Arriving in Hongkong, the bus guides me through the night of enlightened skyscrapers, street lights, and bridges; it reminds me of Panama City, or New York City, but this is Hong Kong City.
My first seconds on the crowded side walk make me get lost, my GPS loses track, and so do I. Finally, I make it to my hostel, on the 9th floor in one of those enlightened towers. Outside on the rooftop balcony, traffic thunders by many floors down, but it sounds like right aside the fence. Eventually, traffic does not only pollute air, but causes troubles considering sound and heath as well.
Nevertheless, it is easy to escape this downside of the city, by going for a hike on one of the hills, where whole at a sudden, you forget being in Hong Kong. Such as the beautiful scenery out of Victoria Peak – if you choose the non-touristic trail – out of which every meter you have another perspective on the city, from its residential and financial skyscrapers to its port.
Most Sustainable City
Last year Hongkong was ranked at number 1 in the Arcadis’ Sustainable Cities Mobility Index 2017, out of 100 cities. But what does Arcadis consider as a sustainable city?
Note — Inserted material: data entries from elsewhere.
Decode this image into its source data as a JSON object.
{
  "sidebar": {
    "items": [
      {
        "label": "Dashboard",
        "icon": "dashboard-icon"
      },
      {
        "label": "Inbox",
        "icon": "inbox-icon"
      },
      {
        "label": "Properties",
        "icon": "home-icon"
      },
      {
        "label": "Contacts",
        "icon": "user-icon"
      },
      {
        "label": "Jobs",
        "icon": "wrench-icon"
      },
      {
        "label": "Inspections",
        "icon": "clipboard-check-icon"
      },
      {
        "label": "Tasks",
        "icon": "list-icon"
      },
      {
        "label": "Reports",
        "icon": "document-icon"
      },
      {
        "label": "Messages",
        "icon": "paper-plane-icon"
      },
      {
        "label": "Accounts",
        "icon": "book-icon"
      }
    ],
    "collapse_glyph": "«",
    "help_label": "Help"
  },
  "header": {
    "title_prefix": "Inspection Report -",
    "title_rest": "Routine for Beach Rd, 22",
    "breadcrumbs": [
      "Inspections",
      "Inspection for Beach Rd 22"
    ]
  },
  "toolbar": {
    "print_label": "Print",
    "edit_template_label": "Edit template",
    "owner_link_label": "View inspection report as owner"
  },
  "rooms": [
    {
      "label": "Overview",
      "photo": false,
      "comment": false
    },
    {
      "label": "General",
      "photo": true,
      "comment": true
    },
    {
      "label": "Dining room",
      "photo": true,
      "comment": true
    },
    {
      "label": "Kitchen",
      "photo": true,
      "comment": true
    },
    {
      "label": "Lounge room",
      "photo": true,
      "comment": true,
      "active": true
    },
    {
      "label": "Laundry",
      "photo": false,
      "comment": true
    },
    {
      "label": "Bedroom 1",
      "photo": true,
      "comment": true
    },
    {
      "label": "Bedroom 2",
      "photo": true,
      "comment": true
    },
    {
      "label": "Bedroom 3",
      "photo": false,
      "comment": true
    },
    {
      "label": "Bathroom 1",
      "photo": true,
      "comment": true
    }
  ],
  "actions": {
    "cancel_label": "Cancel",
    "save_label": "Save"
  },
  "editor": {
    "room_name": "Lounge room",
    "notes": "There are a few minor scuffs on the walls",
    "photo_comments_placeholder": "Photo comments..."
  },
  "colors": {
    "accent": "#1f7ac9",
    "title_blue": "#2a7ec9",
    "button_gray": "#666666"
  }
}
The evaluation is based on 23 indicators out of the three pillars of sustainability, the 3 Ps, People, Planet and Profit. The first refers to social sustainability, the second to environmental, and the latter to economic sustainability. Despites having a high score on people (1st), and profit (6th), the city lacks behind on planet.
The social sustainability is based on its excellent transport system, increasing connectivity and mobility of its citizens, with industry and business, and hence providing an excellent base for economic and sustainable growth. Moreover, the early incorporation of digital capabilities in its transport system caused the 1st place.
The Good and the Ugly
The high connectivity results as well in a highs core on the profit index, because accessibility and connectivity are key for economic growth. On the other hand, the same praised domain, transport, makes the city fall down on the planet index.
Besides providing high connectivity by public transit, the busy port, in combination of high levels of vehicle emissions and the lack of initiatives to lower these have to be addressed to turn the transport system green.
Remarkably, in contrast to the Chinese cities I’ve been lately, and the rise in Asian, European and North- And South-American cities, the hype of bike sharing and biking as such did not reached Hongkong. Maybe due to the hilly landscape, or the narrow streets where even escalators make walking unnecessary; the tropic temperatures might be a limiting factor as well; or maybe it is a problem of policy.
It is interesting how one’s strength, can be one’s weakness at the same time. The ‘first-class transport system’ as mentioned by Arcadis, has some space for growth, for green growth, by implementing smart solutions, and green solutions.
Four times the Earth
Additionally, WWF Hongkong appoint to the high ecologic footprint of the city, calculating that 3.9 Earths would be needed if every human being would adopt the lifestyle of a Hongkong citizen. Moreover, since most of the natural resources consumed in the city have to be imported due to the high population density and consumption. [As a reference: humankind on average consumes 1.6 times the Earth in terms of what we need from nature]
Obtaining not only social and economic, but environmental sustainability as well, eventually is what we should understand under the worth ‘sustainability’.